Had to implement a sorting algorithm today for the first time in my entire career, so i guess finally learning about them decades ago paid off

Unfortunately since then, I've also learned about test-driven development, and forgotten everything I learned back then. So just went with

1. First implement a test routine "IsSorted(list)" to check the algorithm is right

Sort(list):
While(!IsSorted(list))
SwapRandomEntries(list);
return

Screw you computer science, computer go brrr.

Also fun fact, qsort() in your libc is likely only *sometimes* quicksort.

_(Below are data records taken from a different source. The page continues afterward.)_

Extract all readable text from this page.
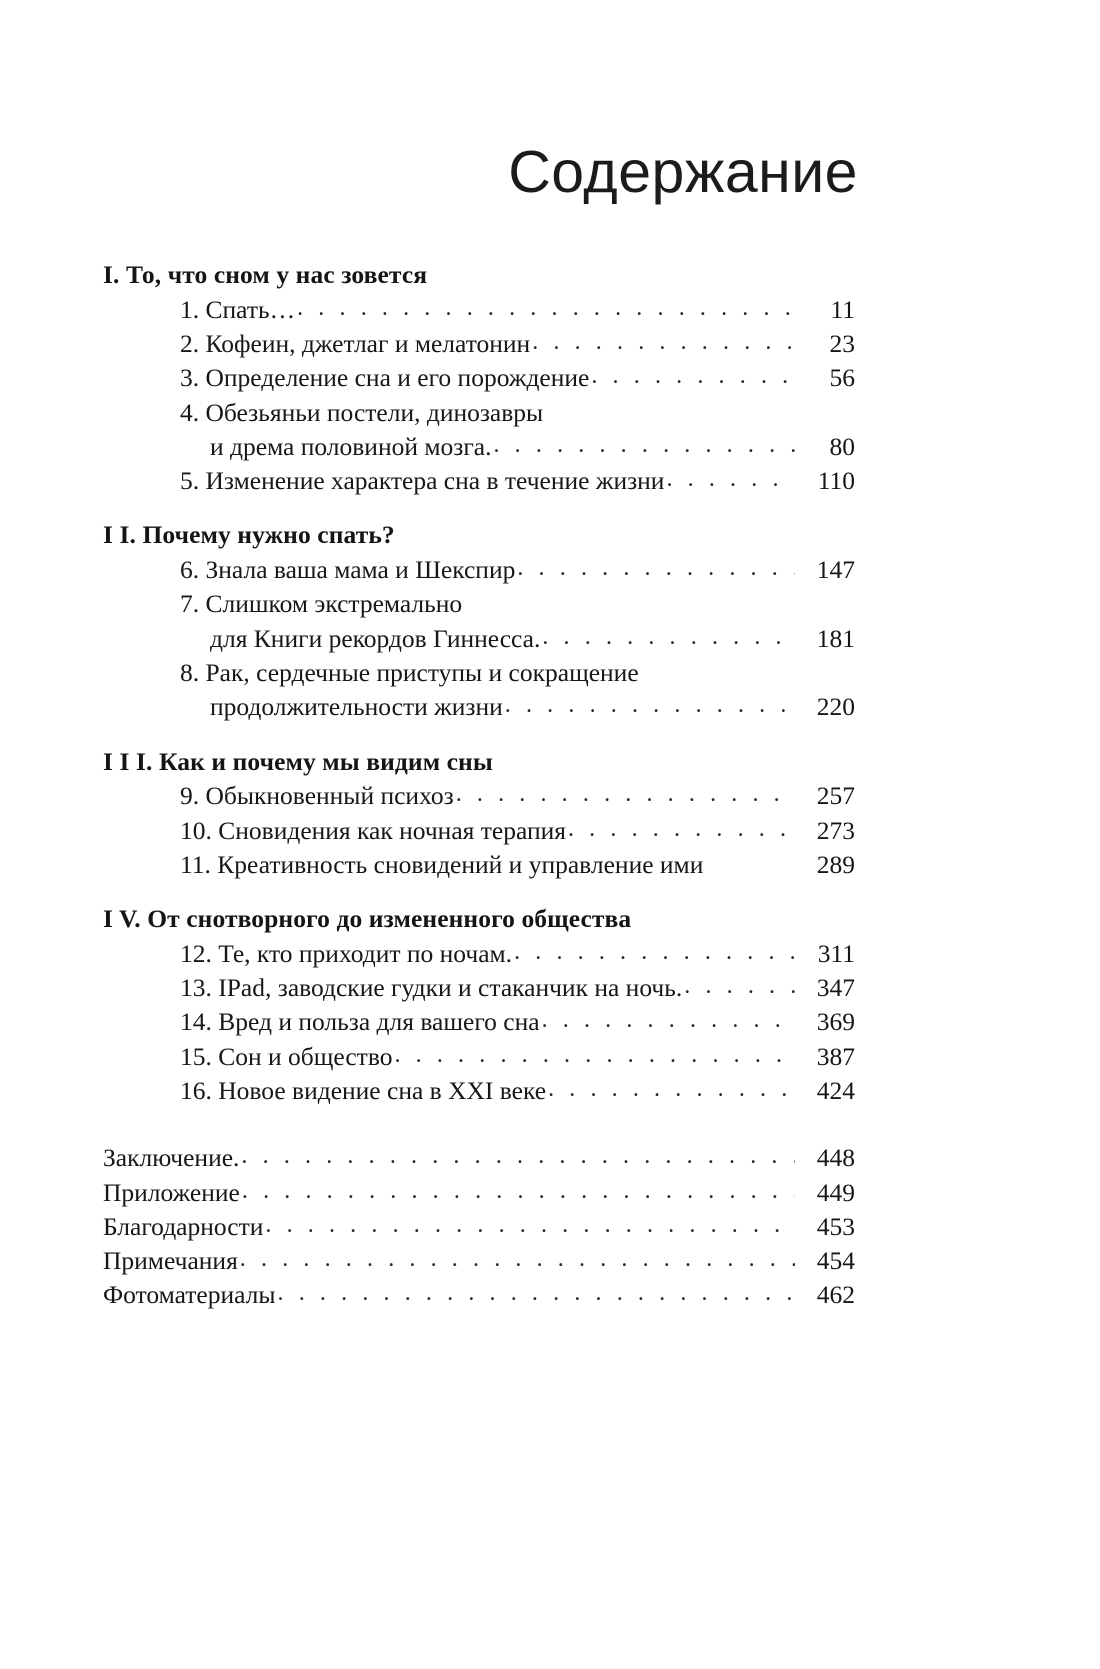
Содержание
I. То, что сном у нас зовется
1. Спать… . . .	11
2. Кофеин, джетлаг и мелатонин . . .	23
3. Определение сна и его порождение . . .	56
4. Обезьяньи постели, динозавры
и дрема половиной мозга. . . .	80
5. Изменение характера сна в течение жизни . . .	110
I I. Почему нужно спать?
6. Знала ваша мама и Шекспир . . .	147
7. Слишком экстремально
для Книги рекордов Гиннесса. . . .	181
8. Рак, сердечные приступы и сокращение
продолжительности жизни . . .	220
I I I. Как и почему мы видим сны
9. Обыкновенный психоз . . .	257
10. Сновидения как ночная терапия . . .	273
11. Креативность сновидений и управление ими	289
I V. От снотворного до измененного общества
12. Те, кто приходит по ночам. . . .	311
13. IPad, заводские гудки и стаканчик на ночь. . . .	347
14. Вред и польза для вашего сна . . .	369
15. Сон и общество . . .	387
16. Новое видение сна в XXI веке . . .	424
Заключение. . . .	448
Приложение . . .	449
Благодарности . . .	453
Примечания . . .	454
Фотоматериалы . . .	462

And it's not quicksort based on a threshold that made sense for a Sun machine.

Anyway, in summary, lol computers

@Pwnallthethings i love that i once again have access to short form "lol computers" content.

@Pwnallthethings how hard can sorting be anyway??

*checks notes* oh... oh no.

@Pwnallthethings that's why I only ever work with custom standard library implementations that specifically target the hardware I'm building against.
Intel Publishes Blazing Fast AVX-512 Sorting Library, Numpy Switching To It For 10~17x Faster Sorts

Intel recently published an open-source C++ header file library for high performance SIMD-based sorting, which initially is focused on providing a lightning fast AVX-512 quicksort implementation

@Pwnallthethings With some minor tweaks you can transform your algorithm into the best sort: Quantum Bogosort!

http://wiki.c2.com/?QuantumBogoSort

@Wlm @Pwnallthethings
In the infinite multiverse, each one of us lives forever in at least one universe.

So my mission is simply to destroy all the universes where I don't live forever.

@Pwnallthethings The computational complexity of your solution is, umm, impressive…
@SteveBellovin but it works
@Pwnallthethings And for reasonably small array sizes, it's not even too awful. Plus, you get your correctness test built-in. But for larger N—well, I wouldn't want to try that… (More seriously: as Kernighan has noted: first, get it right. Second, measure to find your real bottlenecks. Only then, optimize, and optimize in the right spots. In my formulation, there's no point to getting the wrong answer quickly.)
@SteveBellovin @Pwnallthethings
And for *serious* sorting, Ordinal Technology's parallel nsort was already terrific in the 1990s on SGI multiprocessors (and others' as well):
2000 Paper by Ordinal's Chris Nyberg & Charles Koester & Microsoft's Jim Gray.
http://www.ordinal.com/NsortPara.pdf
Website: http://www.ordinal.com/
@SteveBellovin @Pwnallthethings
Relatedly, probably the most important concept we teach in the computer architecture class is Amdahl's law. "Only bother to optimize the bottlenecks", and programmer time matters too:
The runtime of your program is not just the runtime of your program, but the aggregate runtime of all invocations + the time it took you to write it in the first place.
@ncweaver @SteveBellovin 1000%. Which is why most libcs have weird aggressively hand-optimized memcpy routines, but qsort has stayed meh. Because qsort gets called almost never, and memcpy gets called so often in a normal run that even processor manufacturers come up with creative ways to do it faster.
@Pwnallthethings @SteveBellovin my high school computer science teacher used random sort as the baseline algorithm to compare other methods against it. Unfortunately for her, the first time she ran it, it beat all the other methods. Randomization is randomly better.

@coreyrayburnyung @Pwnallthethings @SteveBellovin

And when quantum computing comes of age we'll just throw bits around randomly and rely on at least *one* reality getting it 'right'.

That'll be my excuse.

@Pwnallthethings @SteveBellovin in the same sense as the monkeys, typewriters and the plays of Shakespeare... yes, it does.
@Pwnallthethings So much of what I learned in CS classes (begin 1968) screamed in pain in real programming. The theory was nice, implementation met hardware. Retired now and brain is much happier playing the saxophone.
@Pwnallthethings better hope the RNG works across the size of the list. Doesn't have to be evenly spread, just able to pick every element in the list
@Pwnallthethings 43 years programming, 33 of them in the financial services industry, and on the rare occasion I have to sort an array, I still use a bubble sort. 🤷‍♂️
@Pwnallthethings it's not even guaranteed to terminate!
@vance_maverick but when it does, it's right
@davidbruchmann @Pwnallthethings right, you have to make assumptions about SwapRandomEntries to even demonstrate that the probability of termination converges on 1
@Pwnallthethings perf optimization comes later
@Pwnallthethings Small set? It's fine. Just don't throw it at a million items :D
@Pwnallthethings This only works if you first prove that IsSorted(list) works correctly. We must go deeper.
@Pwnallthethings A friend of mine was asked in his PhD quals about the runtime of sorting. He said the best algorithms were O(n log n), but other algorithms were "O (n^2) or worse." One of the examiners perked up and said, "can you give me an example of a sorting algorithm that is worse than O(n^2)?" My friend definitely panicked a bit, but then came up with the same one you did!